Other local businesses and individuals to win included: Terry Rayner (ANZ Mobile Lending), Elise Gooda (Think Tank Business Services), Dale Berry (Peak Fitness Huskisson), My Travel Expert in the Excellence in Small Business category, Nowra Farmers Market, Sonder Youth, Natalia Allan Consulting, Hotondo Southcoast, Cullunghutti Aboriginal and Child Family Centre in the Excellence in Community Service category, Pepperell & Associates, Think Tank Services in the Outstanding Home-Based Business section, Sarah Tebutt (Eliza’s Lighting), and Kimberlie & Co Cleaning.
A big thank you also to the committee and president Deborah Langton for pulling together a fantastic evening. Until next year!
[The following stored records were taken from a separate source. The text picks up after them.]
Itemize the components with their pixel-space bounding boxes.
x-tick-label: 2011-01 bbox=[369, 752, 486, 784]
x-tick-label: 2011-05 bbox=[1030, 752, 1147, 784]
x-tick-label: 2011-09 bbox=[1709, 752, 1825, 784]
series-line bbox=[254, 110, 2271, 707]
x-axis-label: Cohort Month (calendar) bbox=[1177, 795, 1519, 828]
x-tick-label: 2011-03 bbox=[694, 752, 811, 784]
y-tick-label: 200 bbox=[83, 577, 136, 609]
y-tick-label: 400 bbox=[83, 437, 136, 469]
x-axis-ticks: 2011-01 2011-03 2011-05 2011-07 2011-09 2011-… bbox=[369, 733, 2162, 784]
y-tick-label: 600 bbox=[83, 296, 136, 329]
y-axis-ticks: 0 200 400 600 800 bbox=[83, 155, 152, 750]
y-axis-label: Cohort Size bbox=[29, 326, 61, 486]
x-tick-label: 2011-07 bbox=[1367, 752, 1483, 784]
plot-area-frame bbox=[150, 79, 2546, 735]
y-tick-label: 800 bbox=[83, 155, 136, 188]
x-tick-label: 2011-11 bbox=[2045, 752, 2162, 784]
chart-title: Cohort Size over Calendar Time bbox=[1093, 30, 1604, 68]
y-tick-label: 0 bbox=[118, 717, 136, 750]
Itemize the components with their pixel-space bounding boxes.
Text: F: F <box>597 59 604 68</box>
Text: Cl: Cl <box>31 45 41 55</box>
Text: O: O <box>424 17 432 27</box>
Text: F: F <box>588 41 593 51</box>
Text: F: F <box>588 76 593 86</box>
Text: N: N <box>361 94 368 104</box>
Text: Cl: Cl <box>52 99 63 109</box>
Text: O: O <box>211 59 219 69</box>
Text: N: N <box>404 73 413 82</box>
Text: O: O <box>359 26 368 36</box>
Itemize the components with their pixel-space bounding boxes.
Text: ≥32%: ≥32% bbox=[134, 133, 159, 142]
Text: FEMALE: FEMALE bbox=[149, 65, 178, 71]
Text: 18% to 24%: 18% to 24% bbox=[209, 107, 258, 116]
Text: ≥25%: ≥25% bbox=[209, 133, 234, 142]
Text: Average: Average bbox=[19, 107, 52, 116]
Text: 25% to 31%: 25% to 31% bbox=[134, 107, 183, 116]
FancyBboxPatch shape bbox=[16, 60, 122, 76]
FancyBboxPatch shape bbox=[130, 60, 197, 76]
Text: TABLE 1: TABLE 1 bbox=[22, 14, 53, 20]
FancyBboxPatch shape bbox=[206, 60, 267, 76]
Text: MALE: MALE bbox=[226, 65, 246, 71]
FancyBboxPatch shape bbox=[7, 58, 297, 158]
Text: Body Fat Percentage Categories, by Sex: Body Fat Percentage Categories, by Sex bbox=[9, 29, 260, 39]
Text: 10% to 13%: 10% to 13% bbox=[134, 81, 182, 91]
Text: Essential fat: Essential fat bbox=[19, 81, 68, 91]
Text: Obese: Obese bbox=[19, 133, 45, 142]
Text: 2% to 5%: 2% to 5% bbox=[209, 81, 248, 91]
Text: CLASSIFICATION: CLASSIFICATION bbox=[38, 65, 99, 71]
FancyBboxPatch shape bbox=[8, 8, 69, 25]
S. Hancock, Member for South Coast
Rate rise unnecessary
Over the past few years our council has indulged itself, somewhat at our expense, in submitting applications to the Independent Pricing and Regulatory Tribunal (IPART) for exceptional rate increases for its General Fund Operations (excluding water and sewer operations). For the four-year period from 2017/18 to 2020/21 IPART granted council the right to increase our rates by a total of 31 per cent. This at a time when there is wage stagnation and the CPI increases will be lucky to hit a total of 10 per cent over that period. Certainly the 11,000 plus pensioner accounts recognised by council will not see anything like this sort of increase.
If we look back on these council submissions a strange sort of result emerges from the fog of local government financial reporting. Council told IPART in February 2018 that its net operating income for 2017/18 would be $4.5 million. The result for the year, just four months later, was quite different at $22.5 million.
Over the four-year period up to 2017/18 council told IPART that the net operating income would total a loss of $15.8 million. The actual result over these four years was actually a net income of $65.1 million, a difference of $80.9 million. One can only surmise what IPART would have made of that when assessing council’s applications.
Council attempts to mitigate this vast difference by fiddling around with a line item known as capital grants and arguing this income item should fall outside its net operating income calculation. From a cash availability viewpoint this is balderdash.
Council did not need to hike up our rates by this 31 per cent to meet its ongoing activities and aspirations. The $100 million that it held in cash at the end of June 2018 stands testament to that proposition.